I was unable to reach Spartacus online yesterday from Europe, too. So, the site seems to be really down at this time.
The 'old', printed, relatively expensive and somewhat massive Spartacus used to list places like parks, train stations and college libraries tearooms, etc., too. Originally, were trying to provide the best and most accurate and complete information to their public. And, indeed, they were also trying to be as global as possible. Hence, they so heavily depended on the informal network of volunteers and correspondents to provide them with accurate and timely information.
The onset of massive, almost universal use of the www. spelled the end of Spartacus/Damron as being the only trusted and available sources of relevant cruising venue information.
Soon enough, local LGBT sites started providing specific and relevant, at times even frequently updated local information on the cruising venues in their respective towns and regions.
Spartacus lived well off the increasing revenue generated by the ads various commercial gay venues were placing with them. The non-commercial cruising information was naturally receiving less and less prominence. Its accuracy ceased to be anyone's concern.

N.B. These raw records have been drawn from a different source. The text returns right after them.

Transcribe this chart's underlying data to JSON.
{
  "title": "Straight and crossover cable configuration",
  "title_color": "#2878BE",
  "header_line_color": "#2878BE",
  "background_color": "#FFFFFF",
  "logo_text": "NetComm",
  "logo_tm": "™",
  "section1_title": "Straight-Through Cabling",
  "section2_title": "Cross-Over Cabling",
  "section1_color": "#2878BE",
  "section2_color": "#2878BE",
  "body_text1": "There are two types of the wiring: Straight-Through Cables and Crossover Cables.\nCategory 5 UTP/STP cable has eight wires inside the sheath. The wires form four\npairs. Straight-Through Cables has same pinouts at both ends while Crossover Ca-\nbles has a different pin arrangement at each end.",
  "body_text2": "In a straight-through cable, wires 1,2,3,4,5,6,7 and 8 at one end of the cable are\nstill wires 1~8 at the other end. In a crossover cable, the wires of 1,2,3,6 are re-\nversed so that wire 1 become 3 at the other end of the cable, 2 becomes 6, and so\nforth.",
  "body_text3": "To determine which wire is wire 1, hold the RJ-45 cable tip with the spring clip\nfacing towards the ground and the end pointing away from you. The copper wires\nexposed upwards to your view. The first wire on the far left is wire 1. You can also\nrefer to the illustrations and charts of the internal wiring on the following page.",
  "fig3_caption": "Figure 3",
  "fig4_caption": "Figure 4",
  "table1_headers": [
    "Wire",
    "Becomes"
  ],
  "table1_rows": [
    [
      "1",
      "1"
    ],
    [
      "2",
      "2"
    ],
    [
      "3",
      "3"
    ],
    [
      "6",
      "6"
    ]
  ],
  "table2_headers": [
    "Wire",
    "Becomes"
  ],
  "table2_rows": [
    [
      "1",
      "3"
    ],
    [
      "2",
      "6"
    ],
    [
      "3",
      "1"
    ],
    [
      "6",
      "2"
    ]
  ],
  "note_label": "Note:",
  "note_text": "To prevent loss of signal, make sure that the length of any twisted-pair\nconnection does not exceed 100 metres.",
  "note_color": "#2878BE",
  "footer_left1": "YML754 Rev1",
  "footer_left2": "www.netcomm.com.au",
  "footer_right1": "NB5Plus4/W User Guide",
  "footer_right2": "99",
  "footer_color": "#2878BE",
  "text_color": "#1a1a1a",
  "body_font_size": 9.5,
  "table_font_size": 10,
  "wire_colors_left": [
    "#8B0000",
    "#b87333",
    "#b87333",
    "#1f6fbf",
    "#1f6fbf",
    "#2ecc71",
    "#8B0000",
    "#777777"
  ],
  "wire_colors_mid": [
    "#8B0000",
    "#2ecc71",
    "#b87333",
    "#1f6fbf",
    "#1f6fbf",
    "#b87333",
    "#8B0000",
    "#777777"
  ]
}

I went through a printed edition of Spartacus few years ago. It really felt like holding a fossil in your hands. Information provided was useful, i.e., legal standing, age of consent, etc.. The rest of it was nothing else but an expensive Gay Yellow Pages of the world. Not that anything should be wrong with the world having its Gay Yellow Pages...
Now, most of us know Google.com, too. If anyone is traveling to Anycity, Anystate, and wants to know where to go cruising for sex, or drinking in a gay bar or hooking up in the baths, Google will give you as accurate information as you can hope to get. I doubt that too many people will go to Spartacus online (or offline) and pay a fee (or not) to get that information. Why would a number of people needed for a commercial operation to be viable want to do so?
I imagine that the modest advertising revenue may still keep Spartacus and its listings alive for some time to come. Yet, new, far more efficient and far less expensive technologies invariably replace the outdated ones. Hence, the outcome is both known and inevitable.